Discussing Cinema: Víctor Erice

Forty years after his first film, Victor Erice is still regarded as one of Spain’s premier filmmakers. Despite his compact filmography composed of three films, Erice continues to attract the interest of not only film critics but also scholars of the Spanish civil war and the repressive decades under Franco. The Spirit of the Beehive (1973) was filmed just two years before the passing of Franco and the end of his autocratic government. The South (1983), on the other hand, was produced ten years later, during democratic times, albeit transitional and unstable ones. Both movies are set during the 1940s, just a few years after the end of the civil war and the institution of the Nationalist government. Even though the plot of either film does not involve the Civil War in any direct way, the consequences of the war quietly haunt the narrative and physical space of the films.

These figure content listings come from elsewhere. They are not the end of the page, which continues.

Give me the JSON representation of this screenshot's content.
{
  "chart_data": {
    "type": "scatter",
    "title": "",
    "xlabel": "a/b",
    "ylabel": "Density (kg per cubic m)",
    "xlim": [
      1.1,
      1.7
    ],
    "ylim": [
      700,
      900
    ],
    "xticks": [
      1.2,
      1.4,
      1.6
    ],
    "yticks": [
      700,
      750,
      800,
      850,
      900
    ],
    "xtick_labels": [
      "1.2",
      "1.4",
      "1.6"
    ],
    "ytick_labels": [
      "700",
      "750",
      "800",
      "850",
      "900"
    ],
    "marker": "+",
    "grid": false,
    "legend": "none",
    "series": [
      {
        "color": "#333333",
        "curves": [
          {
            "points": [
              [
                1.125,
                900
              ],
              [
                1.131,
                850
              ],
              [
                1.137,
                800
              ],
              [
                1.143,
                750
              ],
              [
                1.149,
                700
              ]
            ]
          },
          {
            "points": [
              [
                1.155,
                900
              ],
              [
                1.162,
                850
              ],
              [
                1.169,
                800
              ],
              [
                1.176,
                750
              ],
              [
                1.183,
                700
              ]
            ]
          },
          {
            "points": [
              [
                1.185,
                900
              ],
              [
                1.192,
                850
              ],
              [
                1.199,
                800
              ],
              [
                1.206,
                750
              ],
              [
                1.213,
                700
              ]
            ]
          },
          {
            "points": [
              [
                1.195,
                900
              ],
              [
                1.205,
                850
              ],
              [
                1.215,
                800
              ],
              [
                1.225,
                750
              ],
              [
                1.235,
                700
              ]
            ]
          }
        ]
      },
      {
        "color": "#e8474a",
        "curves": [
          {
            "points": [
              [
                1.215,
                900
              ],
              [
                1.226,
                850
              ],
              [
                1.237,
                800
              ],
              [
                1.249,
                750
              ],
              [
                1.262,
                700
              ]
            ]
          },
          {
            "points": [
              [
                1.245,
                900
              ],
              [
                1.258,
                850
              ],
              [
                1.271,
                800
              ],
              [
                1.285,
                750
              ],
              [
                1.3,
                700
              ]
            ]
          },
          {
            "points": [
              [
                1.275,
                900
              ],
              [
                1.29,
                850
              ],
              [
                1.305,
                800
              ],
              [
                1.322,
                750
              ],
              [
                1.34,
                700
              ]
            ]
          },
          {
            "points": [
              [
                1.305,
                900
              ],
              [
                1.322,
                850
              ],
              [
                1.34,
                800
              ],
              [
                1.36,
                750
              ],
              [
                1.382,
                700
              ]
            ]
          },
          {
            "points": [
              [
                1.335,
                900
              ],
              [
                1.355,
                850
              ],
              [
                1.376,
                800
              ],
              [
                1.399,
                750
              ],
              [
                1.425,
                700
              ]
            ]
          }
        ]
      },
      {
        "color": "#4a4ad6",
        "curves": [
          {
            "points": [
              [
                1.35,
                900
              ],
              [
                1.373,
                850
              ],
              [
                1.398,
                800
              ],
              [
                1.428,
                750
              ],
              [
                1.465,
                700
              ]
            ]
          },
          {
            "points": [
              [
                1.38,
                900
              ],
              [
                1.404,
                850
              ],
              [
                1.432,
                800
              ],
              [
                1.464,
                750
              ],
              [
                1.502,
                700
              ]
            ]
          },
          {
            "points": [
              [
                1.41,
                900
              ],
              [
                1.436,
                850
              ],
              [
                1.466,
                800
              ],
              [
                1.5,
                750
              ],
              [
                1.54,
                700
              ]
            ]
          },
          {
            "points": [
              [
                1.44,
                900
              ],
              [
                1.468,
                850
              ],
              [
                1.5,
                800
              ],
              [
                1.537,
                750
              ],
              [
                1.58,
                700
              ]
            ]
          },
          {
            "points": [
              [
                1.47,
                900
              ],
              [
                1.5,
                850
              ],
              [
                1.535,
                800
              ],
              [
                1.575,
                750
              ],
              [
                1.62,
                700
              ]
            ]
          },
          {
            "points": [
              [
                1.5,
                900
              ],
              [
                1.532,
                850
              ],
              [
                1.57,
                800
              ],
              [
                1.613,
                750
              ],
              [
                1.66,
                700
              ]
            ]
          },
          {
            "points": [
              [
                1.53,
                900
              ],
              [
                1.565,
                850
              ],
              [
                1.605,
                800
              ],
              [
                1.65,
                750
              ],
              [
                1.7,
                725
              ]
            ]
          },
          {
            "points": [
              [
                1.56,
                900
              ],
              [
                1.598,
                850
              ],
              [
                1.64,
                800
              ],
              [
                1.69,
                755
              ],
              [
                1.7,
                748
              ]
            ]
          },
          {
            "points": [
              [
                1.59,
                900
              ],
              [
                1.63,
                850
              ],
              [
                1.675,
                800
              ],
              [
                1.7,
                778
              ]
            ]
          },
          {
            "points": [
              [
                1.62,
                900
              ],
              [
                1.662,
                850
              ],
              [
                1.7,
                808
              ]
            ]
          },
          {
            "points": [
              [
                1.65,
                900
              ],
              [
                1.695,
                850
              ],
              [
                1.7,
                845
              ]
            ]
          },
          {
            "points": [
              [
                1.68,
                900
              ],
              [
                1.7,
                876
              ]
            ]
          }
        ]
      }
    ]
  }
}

The Spirit of the Beehive tells the story of Ana and her family, composed of Isabel, her older sister, the father, Fernando, and the mother. The ages of Ana and Isabel are not specified, but they are about 5 and 9 respectively. The South also presents the story of girl named Estrella, but this time the voice-over of the adult Estrella serves to recount and thus organize the memories of her past.

The films are teeming with hints to the internal war that has separated friends, families, and lovers. Although no one would dispute that both movies remain prime examples of realist cinema, the more prevalent qualifications to describe them over the years have been: poetic, deeply symbolical, allegorical, mysterious, enigmatic, and inconclusive. That is because despite Erice’s calm and bare cinematic aesthetics, his films are also imbued with reticent, almost secretive expressiveness. The perceptual experiences and thematic possibilities are heightened upon what appears to be a relatively simple plot, involving the coming of age of a child protagonist in the midst of a family very quietly rife with unmet emotions that are never confessed.

Rather than attempting an exhaustive analysis of the films, I focus on the mise en scene and other forms of spatial organization. Erice’s camera prefers long, deep and static shots, which sometimes precede and linger after actions by the characters or mere movement occurs. This type of lingering framing may contribute to nurturing an enigmatic atmosphere throughout the films. But it seems to be that Erice’s preference for long and deep shots is not simply for diegetic or thematic purposes. It is primarily a formal choice that alters the overall montage of the films.

Erice’s method of framing and cutting his shots and sequences does not reflect a desire to generate a coherent and unified narrative about the child protagonists and their families. Neither is his method one that merely attempts to obfuscate and complicate the narrative out of a modernist preference for the fragmentary. Without sacrificing the diegetic flow, Erice’s elliptical method enhances the aesthetic composition of his shots and sequences to afford them a painting-like quality that strangely enhances their polysemic character.